First of all, must we silence everyone and everything we do not like? The answer to this must be no, for if we go down that path, where will that path end? Just as I uncomplainingly put up with things that I disagree with (and in contemporary Britain, that is a lot) so Lambeth Council can surely tolerate a Life stall.
It could be argued that Lambeth Council is not obliged to give a platform to people they do not like. But that is a feeble argument. For on what grounds is Lambeth Council to judge what passes and what does not? Surely they are not equipped to pronounce judgment on any organisation that is within the law? They are, after all, a Council, an organ of local government: moral censorship is not part of their remit. (The same must go for Universities.) If they wish to take up the role of moral policemen, then let them justify that role with carefully argued reasons. I think they would find that hard to do.
The next thing to note is that the national conversation constantly needs to be enriched by a diversity of voices. When everyone in the public sphere starts agreeing with everyone else, then you have a problem. Britain has become, or is in danger of becoming, a totalitarian society with regard to abortion. Life and other pro-life groups have a vital part to play, in that they are there to remind us all, whoever we may be, that the seeming consensus may not be not soundly based.
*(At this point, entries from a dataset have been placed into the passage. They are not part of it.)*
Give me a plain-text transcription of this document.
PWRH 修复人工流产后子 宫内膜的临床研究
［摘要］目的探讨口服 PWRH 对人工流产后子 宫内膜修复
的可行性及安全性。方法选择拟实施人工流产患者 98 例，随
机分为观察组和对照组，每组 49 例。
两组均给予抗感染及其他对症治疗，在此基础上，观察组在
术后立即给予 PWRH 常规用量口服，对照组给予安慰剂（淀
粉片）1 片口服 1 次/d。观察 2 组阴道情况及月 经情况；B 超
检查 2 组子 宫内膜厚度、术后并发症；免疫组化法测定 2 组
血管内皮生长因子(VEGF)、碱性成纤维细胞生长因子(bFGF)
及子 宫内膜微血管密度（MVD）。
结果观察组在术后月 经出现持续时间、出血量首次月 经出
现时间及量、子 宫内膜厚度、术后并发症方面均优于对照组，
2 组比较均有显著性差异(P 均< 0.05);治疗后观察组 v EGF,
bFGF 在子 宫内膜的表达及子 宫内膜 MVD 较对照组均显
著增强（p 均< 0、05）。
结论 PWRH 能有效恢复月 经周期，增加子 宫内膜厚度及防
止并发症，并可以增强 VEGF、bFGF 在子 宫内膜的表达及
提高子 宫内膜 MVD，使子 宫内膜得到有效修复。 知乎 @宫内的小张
Indeed, this is the role of the Church as well – to be a critical friend to society and to remind it that it could be mistaken not just on this but on other issues as well.
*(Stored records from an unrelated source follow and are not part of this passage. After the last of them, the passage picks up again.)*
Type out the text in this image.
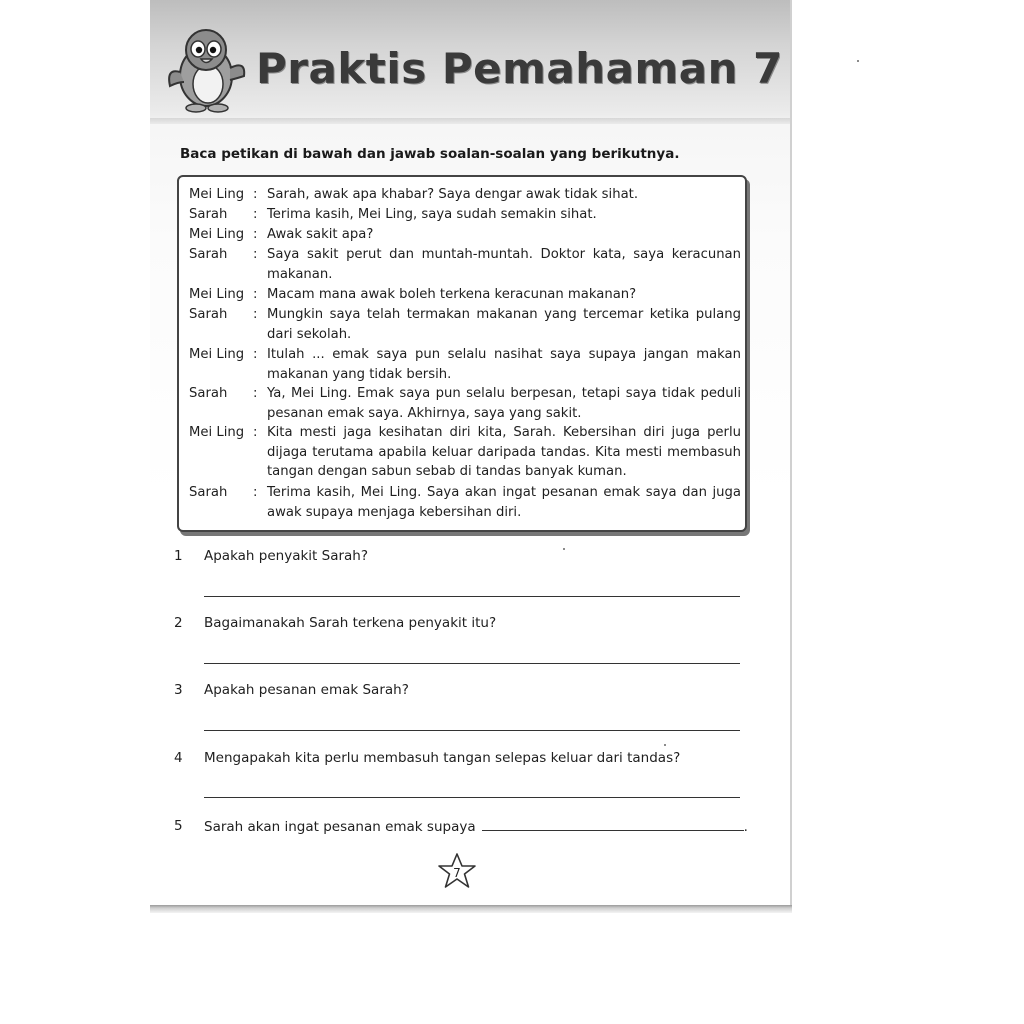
Praktis Pemahaman 7

Baca petikan di bawah dan jawab soalan-soalan yang berikutnya.

Mei Ling : Sarah, awak apa khabar? Saya dengar awak tidak sihat.
Sarah	: Terima kasih, Mei Ling, saya sudah semakin sihat.
Mei Ling : Awak sakit apa?
Sarah	: Saya sakit perut dan muntah-muntah. Doktor kata, saya keracunan makanan.
Mei Ling : Macam mana awak boleh terkena keracunan makanan?
Sarah	: Mungkin saya telah termakan makanan yang tercemar ketika pulang dari sekolah.
Mei Ling : Itulah ... emak saya pun selalu nasihat saya supaya jangan makan makanan yang tidak bersih.
Sarah	: Ya, Mei Ling. Emak saya pun selalu berpesan, tetapi saya tidak peduli pesanan emak saya. Akhirnya, saya yang sakit.
Mei Ling : Kita mesti jaga kesihatan diri kita, Sarah. Kebersihan diri juga perlu dijaga terutama apabila keluar daripada tandas. Kita mesti membasuh tangan dengan sabun sebab di tandas banyak kuman.
Sarah	: Terima kasih, Mei Ling. Saya akan ingat pesanan emak saya dan juga awak supaya menjaga kebersihan diri.
1 Apakah penyakit Sarah?
2 Bagaimanakah Sarah terkena penyakit itu?
3 Apakah pesanan emak Sarah?
4 Mengapakah kita perlu membasuh tangan selepas keluar dari tandas?
5 Sarah akan ingat pesanan emak supaya	.
7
And now we are to have a court case about whether the Council were right or wrong according to law in expelling Life from their Country Show. That could get interesting. If the ban is upheld, then it means that we are all, whatever our views, at the mercy of the judgment of Lambeth Council and similar bodies. But I hope the matter does not come to court and that Lambeth Council backs down. Why can’t Life have a stall at its Country Show? What is the harm? Or does Lambeth Council think that pro-life views are so dangerous that the public needs to be protected from them?